Here is the public statement made by the NCAA regarding O'Bannon lawsuit:
The NCAA's chief legal officer, Donald Remy said in a statement: "While the NCAA is still reviewing this filing, it appears to be more of the same -- baseless theories supported only by inaccurate speculation aimed at destroying amateurism in college athletics. (emphasis added)... [T]he plaintiffs take out of context quotes and statements from representatives of member conferences and institutions, and even NCAA officials, and attempt to weave them together to support their faulty theory. ..."The fact remains -- the NCAA is not exploiting current or former student-athletes but instead provides enormous benefit to them and the public. Plaintiffs are wrong on the facts and wrong on the law. The NCAA remains hopeful the court will agree and deny this motion."
Now, lets looks at the internal documents and see what they say:
|NCAA President Myles Brand (Photo credit: Wikipedia)|
NCAA president Myles Brand, now deceased, sent an email expressing frustration about the NCAA's issue of commercializing college athletes.
In 2008, Brand wrote: " ... I have come to believe that the problems we are having with commercial activity are rooted in institutional expenditure rates. It is primarily because of the need for additional revenue that institutions — and the national office — are seeking ways to commercialize their rights, and those of (student-athletes). If expenditure rates had only increased at the (Consumer Price Index) for the past two decades, we would not be having this discussion."
Did he just say that they were commercializing the rights of players (I refuse to use the fictional term student athlete created by the NCAA). Sounds like Brand is saying that if schools did not spend money like drunken sailors, we could keep this really good gig going without attracting any attention. You decide.

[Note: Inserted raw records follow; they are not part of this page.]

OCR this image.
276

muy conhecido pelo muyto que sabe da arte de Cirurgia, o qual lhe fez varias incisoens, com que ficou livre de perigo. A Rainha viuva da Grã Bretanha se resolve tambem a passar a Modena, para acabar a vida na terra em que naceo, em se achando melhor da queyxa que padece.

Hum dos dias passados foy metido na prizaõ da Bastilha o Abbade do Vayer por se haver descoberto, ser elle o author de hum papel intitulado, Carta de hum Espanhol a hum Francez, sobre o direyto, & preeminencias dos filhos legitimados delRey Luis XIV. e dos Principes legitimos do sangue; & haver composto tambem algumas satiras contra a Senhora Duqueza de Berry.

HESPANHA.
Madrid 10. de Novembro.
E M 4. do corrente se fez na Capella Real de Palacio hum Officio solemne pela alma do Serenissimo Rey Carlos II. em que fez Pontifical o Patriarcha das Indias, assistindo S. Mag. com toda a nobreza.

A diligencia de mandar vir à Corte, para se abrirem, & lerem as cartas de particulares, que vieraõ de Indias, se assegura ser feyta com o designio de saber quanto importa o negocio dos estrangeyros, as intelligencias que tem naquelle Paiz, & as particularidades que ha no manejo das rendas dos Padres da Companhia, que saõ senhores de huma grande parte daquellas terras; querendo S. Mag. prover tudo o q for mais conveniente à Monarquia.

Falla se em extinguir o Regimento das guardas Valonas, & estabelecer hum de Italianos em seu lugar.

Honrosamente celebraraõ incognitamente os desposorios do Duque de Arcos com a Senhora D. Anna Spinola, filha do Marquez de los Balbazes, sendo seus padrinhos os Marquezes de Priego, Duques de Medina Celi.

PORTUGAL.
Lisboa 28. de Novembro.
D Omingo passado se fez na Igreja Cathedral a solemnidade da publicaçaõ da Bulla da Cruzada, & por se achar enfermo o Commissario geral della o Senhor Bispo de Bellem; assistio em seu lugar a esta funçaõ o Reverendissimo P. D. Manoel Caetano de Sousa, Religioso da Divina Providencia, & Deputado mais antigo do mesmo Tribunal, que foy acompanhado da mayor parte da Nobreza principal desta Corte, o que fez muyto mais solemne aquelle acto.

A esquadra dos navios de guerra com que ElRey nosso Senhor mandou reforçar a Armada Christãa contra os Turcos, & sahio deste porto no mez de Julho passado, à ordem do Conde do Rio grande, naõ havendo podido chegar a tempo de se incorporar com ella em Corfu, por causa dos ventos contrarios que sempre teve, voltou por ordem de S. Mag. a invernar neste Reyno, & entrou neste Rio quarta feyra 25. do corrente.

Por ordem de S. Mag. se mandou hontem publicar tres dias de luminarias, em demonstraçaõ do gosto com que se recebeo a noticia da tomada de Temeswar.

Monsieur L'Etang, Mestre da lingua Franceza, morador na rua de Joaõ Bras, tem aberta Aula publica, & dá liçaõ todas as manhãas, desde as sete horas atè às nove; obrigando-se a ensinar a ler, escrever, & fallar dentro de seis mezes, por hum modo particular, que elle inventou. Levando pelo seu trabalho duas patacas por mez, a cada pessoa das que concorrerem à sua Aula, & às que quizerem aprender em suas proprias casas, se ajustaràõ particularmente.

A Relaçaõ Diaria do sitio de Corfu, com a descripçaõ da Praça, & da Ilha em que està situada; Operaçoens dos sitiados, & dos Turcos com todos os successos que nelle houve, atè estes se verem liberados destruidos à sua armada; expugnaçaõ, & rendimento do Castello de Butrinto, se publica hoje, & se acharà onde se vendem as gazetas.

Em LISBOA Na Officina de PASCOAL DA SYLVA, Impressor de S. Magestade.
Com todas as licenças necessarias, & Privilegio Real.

How about this exchange between EA Sports and CLC and NCAA executive Greg Shaheen:
Shaheen writes to Battle, in part: "Re: the S/A likeness, this will come in stages, we suspect. We're trying to determine the best strategy to get it all passed over the next two legislative cycles. The current take is that we need to do this first phase and then go back for photos and video games in the next phase. The read is that if we lump it all together, it will become loaded down and be killed."
Battle's reply to Shaheen included the following: "I will tell Joel just to hold off and that we have things under control working behind the scenes."
The potential pitfalls of athletes' likenesses being used in videogames was apparent to NCAA staffers two years earlier, according to another exhibit submitted by the plaintiffs.
In an e-mail in August 2005 to NCAA executive Kevin Lennon, NCAA governance staffer Steve Mallonee wrote " ... since our current rules/interpretations only preclude the actual use of the (student-athlete's) name, picture or physical likeness in commercial promotions/activities, these computerized video games are basically allowed to do what they are doing. The jersey number along with the position and vital statistics is clearly an attempt to have the public make the association with the current student-athlete. And it appears to be working. The Best Damn Sports Show was aired several weeks ago and had (Southern California football players) Matt Leinart and Reggie Bush acknowledging that they were in the video game."
Continuing and then referring to a newspaper story, Mallonee wrote: "That then raises the issue of whether getting in line with technology means being more restrictive or lenient with our rules. The article would imply that we might relax our rules a bit. The biggest concern I have is that such a position really does allow for the maximum commercial exploitation of the (student-athlete) and if that occurs, will it be long before we can defend not giving them a piece of the profits?"
What is EA's motto: If it is in the game, it is in the game! I guess the NCAA's motto should be " it just looks like a duck, but it is really a rabbit."